I’m not sure it’s going to end up in my updated show at this rate because I’m struggling with it, but I’m working on a poem about the 1975 film “Terror of Mechagodzilla.”
It’s the first Godzilla film that ever had a woman credited as the primary writer.
I didn’t know that when I watched it though and honestly wouldn’t have guessed that a woman wrote the film based on my first watch.
This movie has arguably one of the most active and present female characters in the Godzilla series in Katsura. However, she’s actually an evil robot. She falls in love with the lead male character over the course of a few days and seemingly out of nowhere. We see her boobs (they’re fake, but still) for no reason. And (spoiler alert) she dies at the end after they connect her brain to Mechagodzilla and the evil robot is defeated by Godzilla.

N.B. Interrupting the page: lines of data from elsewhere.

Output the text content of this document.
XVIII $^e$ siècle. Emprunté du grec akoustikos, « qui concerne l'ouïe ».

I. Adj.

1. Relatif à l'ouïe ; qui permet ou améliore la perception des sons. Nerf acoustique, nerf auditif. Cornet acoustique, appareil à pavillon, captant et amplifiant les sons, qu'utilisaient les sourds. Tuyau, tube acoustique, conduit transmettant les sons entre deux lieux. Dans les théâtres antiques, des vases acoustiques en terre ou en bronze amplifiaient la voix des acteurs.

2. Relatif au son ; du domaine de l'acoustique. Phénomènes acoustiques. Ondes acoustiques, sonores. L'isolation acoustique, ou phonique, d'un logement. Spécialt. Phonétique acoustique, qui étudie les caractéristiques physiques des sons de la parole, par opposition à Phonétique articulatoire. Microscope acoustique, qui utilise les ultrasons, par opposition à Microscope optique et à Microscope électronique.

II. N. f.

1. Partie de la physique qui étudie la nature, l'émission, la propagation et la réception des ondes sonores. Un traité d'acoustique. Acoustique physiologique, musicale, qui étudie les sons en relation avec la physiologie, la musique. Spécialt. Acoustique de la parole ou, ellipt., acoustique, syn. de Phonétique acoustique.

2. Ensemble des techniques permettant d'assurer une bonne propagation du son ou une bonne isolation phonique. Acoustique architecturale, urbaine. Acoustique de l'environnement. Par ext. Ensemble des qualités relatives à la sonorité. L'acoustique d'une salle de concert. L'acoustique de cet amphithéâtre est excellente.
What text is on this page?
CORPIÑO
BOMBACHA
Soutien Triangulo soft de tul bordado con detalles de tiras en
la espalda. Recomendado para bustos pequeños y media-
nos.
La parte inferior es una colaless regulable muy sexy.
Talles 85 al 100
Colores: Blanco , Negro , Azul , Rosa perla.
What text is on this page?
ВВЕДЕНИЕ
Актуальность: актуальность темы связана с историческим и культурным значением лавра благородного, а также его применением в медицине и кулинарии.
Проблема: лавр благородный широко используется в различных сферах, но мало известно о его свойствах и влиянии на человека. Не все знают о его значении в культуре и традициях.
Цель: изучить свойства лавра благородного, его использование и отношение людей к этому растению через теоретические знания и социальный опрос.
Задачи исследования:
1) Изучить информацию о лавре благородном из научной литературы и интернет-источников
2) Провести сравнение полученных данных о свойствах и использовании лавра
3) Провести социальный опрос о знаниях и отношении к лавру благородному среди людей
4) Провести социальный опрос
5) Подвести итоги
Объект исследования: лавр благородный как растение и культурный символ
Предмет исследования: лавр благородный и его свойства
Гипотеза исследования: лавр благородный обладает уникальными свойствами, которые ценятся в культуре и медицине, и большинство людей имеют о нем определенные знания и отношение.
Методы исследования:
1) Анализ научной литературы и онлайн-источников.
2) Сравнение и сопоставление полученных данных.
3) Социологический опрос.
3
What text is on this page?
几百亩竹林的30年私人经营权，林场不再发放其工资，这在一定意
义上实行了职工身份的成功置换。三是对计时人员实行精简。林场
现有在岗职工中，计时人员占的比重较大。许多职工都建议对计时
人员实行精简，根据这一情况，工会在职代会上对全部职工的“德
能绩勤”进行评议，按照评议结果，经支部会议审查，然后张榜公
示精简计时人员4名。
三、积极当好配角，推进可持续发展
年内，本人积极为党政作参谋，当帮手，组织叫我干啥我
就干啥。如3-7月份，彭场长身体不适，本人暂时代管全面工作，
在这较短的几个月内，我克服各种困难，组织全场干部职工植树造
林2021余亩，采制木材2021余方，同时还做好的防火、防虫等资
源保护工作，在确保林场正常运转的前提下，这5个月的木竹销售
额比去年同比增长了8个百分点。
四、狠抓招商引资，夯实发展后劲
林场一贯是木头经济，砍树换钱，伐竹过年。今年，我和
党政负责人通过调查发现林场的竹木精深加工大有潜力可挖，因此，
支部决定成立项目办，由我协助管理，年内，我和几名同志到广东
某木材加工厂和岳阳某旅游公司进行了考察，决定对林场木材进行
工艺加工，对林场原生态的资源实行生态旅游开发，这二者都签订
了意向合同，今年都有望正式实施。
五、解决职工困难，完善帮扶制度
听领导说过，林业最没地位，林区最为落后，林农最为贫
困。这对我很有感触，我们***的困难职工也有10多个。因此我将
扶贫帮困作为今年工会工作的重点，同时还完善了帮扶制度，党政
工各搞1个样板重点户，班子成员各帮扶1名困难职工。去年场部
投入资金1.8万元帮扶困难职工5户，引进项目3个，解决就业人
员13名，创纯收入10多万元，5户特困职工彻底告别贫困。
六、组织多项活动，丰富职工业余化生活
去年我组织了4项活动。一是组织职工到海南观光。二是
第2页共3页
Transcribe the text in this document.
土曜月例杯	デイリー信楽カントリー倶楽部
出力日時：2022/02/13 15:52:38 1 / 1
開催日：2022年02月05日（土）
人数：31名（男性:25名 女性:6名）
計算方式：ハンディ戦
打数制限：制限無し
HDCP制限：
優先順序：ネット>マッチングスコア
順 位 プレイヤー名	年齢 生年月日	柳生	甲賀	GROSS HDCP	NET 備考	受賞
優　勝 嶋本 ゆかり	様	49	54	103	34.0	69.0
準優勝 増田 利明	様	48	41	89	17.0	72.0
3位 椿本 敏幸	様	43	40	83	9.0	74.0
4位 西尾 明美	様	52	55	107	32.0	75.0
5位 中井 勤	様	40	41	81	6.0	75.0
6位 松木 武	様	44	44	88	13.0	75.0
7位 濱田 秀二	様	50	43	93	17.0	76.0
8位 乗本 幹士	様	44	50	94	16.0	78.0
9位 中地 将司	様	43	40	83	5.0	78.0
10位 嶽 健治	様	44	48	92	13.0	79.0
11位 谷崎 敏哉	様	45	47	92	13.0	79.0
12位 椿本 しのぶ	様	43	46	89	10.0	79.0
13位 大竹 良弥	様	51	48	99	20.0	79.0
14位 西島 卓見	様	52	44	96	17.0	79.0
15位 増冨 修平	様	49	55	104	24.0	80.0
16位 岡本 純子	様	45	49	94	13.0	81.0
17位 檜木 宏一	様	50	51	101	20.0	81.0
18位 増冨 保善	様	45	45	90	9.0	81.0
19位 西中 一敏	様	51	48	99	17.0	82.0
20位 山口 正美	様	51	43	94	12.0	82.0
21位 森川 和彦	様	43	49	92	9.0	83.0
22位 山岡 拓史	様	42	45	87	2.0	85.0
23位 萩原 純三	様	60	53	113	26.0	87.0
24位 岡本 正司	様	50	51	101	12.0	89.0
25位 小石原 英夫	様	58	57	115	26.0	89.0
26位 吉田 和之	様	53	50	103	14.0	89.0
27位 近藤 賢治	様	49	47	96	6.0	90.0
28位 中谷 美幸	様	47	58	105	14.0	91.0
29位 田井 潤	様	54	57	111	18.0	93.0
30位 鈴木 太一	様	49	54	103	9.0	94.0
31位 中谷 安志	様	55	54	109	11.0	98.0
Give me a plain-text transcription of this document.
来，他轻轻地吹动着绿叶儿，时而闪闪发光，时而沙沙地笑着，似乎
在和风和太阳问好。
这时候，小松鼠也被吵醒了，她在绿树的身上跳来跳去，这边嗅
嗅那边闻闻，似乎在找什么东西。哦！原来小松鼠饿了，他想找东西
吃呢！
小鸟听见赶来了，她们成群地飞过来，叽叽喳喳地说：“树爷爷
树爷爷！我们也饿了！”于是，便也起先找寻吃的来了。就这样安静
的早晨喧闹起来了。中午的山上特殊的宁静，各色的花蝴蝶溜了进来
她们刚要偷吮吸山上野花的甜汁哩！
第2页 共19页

This all screams typical patriarchal nonsense, right?
In A Critical History and Filmography of the Toho’s Godzilla Series, the author notes that Ishiro Honda (the OG Godzilla director) noted Yukiko Takayama’s screenplay was poetic, but not cinematic, and he was “obliged to rewrite it extensively.”
So there’s that.
Even still, in my process, I’m reminded of a formative memory from a literature course during my time at William Jewell College.
We were reading Beowulf, which is not exactly known for being a feminist work. And my fellow classmates and I were lamenting how few lines the Queen had in the text. Our professor asked us to reconsider the quality vs. quantity of her lines. True, the Queen didn’t speak a lot, but when she did they were formative for the plot and other characters.
The one who is speaking the most, isn’t always the most powerful. Or, said another way, often the quality of our words can matter more than the quantity. Which feels particularly meaningful as a creative living in the era of social media asking for constant production.
There was no man in that room telling us that the Queen (and by extension, we) were less than the male characters. We read that into the story ourselves. While of course, systemic problems with sexism are real and need to be addressed. I think there’s something to be said about how we’ve internalized so much of the bullshit that we start to see it everywhere regardless of what’s in front of us.
The truth is that a woman wrote Terror of Mechagodzilla and that shapes how I look at it, even if a man had influences, too. Maybe now, I can interpret the cyborg love story as being a metaphor of what it’s like to feel like a woman trapped in her rigid, assigned roles but trying to connect, make a difference, and fall in love anyway.
This is the kind of nonsense that English majors think about.